Griff Jenkins has a blog, and it’s much funnier than mine

Excitable Fox News correspondent Griff Jenkins

Excitable Fox News correspondent Griff Jenkins

Those of you who relished Barney Frank’s health care town hall as much as I did might remember Griff Jenkins, the Fox News correspondent who narrated the event in a way that, um, confirmed the expectations of Fox News correspondents. Jenkins appears to be a rising star at Fox, and has been the network’s point-man for covering Tea Party rallies, the 9/12 march on Washington, and other carefully orchestrated spontaneous outbursts of populist dissent. After hearing his name, I initially assumed he was a biplane pilot in an educational children’s show. It turns out, though, that Griff Jenkins is a real person who actually does stuff, most of which is hilarious.

Primarily what he does is interpret real-world events in such a way as to conform to some sort of Griff Jenkins-concocted master narrative, whose relation to the truth is roughly the same as the Pope’s relation to a unicorn’s butthole. Here he is assuring us that the 9/12 march is A) completely real and B) totally diverse. “They’re old, they’re young, they’re black, they’re white,” Jenkins says, standing in front of roughly 500 old white people. Jenkins represents the next step in Fox News’s transition to an openly partisan, Entertainment Tonight-style format, in which events are treated like celebrities to which the Fox audience already has a defined relationship, and ol’ Griff is just very excited to meet them. “This is an uprising,” he says at about the :43 mark. “We are at the beginning of a political movement.” That’s why Fox News is the most highly-rated network, right there. Other 24-hour news outlets content themselves with reporting on the past and present, but Griff Jenkins reports on the goddamn future.

Maybe it’s that wonderful name, but I can’t really get mad at him. Perhaps, as Gawker suggests, it’s because he is calculated to appeal to hipsters, although that conjecture seems based entirely on his plastic-frame glasses and his vaguely droopy hair. Perhaps it’s because, when listening to others, his face gradually takes on the expression of a big dog watching television. Mostly, though, Griff Jenkins is bizarrely likable because he is so happy about everything. Even when he’s spouting vindictive nonsense—as when he encountered a picture of Barack Obama riding a bicycle, demanded to know where he was going, then answered his own question by suggesting that he was going to “buy a pocket protector for his nerd pencils”— he does it with an excitement that borders on euphoria, as if he is surprised to find himself on television. That’s pretty much an illusion. Before his gig at Fox News, Jenkins worked as a producer on Tony Snow’s radio show, and on Oliver North’s, which means he’s essentially an old pro at this point. It also means he’s spent a lot of time around men who can charitably be described as professional liars. Let’s not forget, while we’re talking about journalistic pedigrees, that North was convicted of obstructing a congressional inquiry.

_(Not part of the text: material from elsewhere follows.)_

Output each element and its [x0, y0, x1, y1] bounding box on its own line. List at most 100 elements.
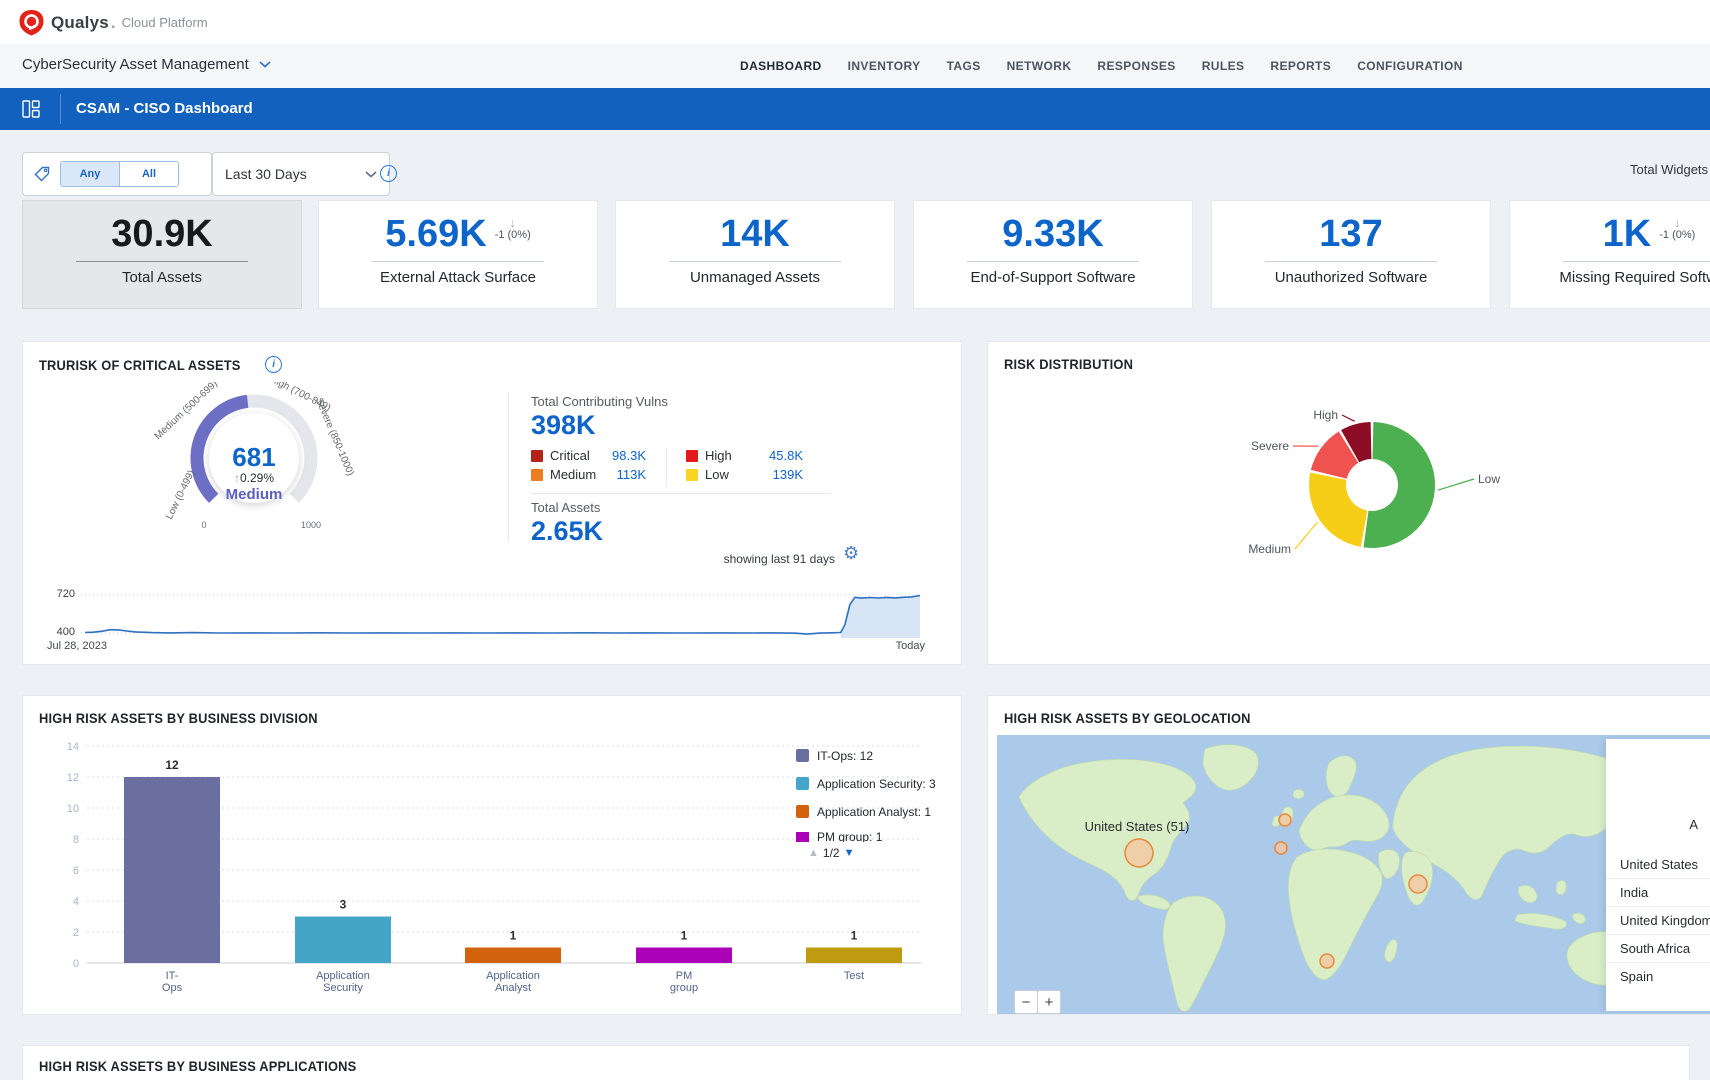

To spend one’s life in the company of such men while simultaneously pursuing a career as a news reporter is to incur a titanic amount of cognitive dissonance, and it’s probable that Griff Jenkin’s mind is under enormous pressure. If his blog is any indication, Jenkins’s psyche is holding up like a peanut butter and jelly sandwich. The basic thrust of his argument—which, as near as I can tell, constitutes his sole blog entry—is that the economic meltdown isn’t so bad, because look at all the amazing stuff we’ve developed since 1980. After pointing out that “some in the media” have accused President Obama of waging a campaign of media terror to frighten the American people into supporting his economic stimulus package, he strikes an optimistic note: “Call me crazy,” Jenkins says, “but no matter how bad life ever got growing up, my mother always consoled me that ‘the sun will still come up’ tomorrow. And fortunately, she was right.” Griff Jenkins, you are crazy. While I am extremely glad that his mother was correct in her prediction that the sun would come up, I’m not sure if continued solar existence is our primary concern in the real estate/stock market/banking industry collapse. By way of cheering us up, Jenkins then presents a list of ten inventions since 1980 that make modern life bearable. Number 10 is “artificial hearts” and Number 5 is “DVDs.” His number-one marvel of the contemporary world is “a Starbucks on every corner,” finally answering the perennial question, “Who actually wants that?”

Griff Jenkins actually wants that, and somehow I believe that he actually wants whatever bizarro world he’s narrating for Fox, too. In a network of cynical panderers, Griff Jenkins is happily slurping down a second helping of Kool-Aid. He’s like those poor kids you see in footage of Tea Party rallies: too young and faithful to have arrived there of his own volition, and too happy to be part of something to consider the hideous mechanics of what he’s actually participating in. Griff Jenkins never had a chance.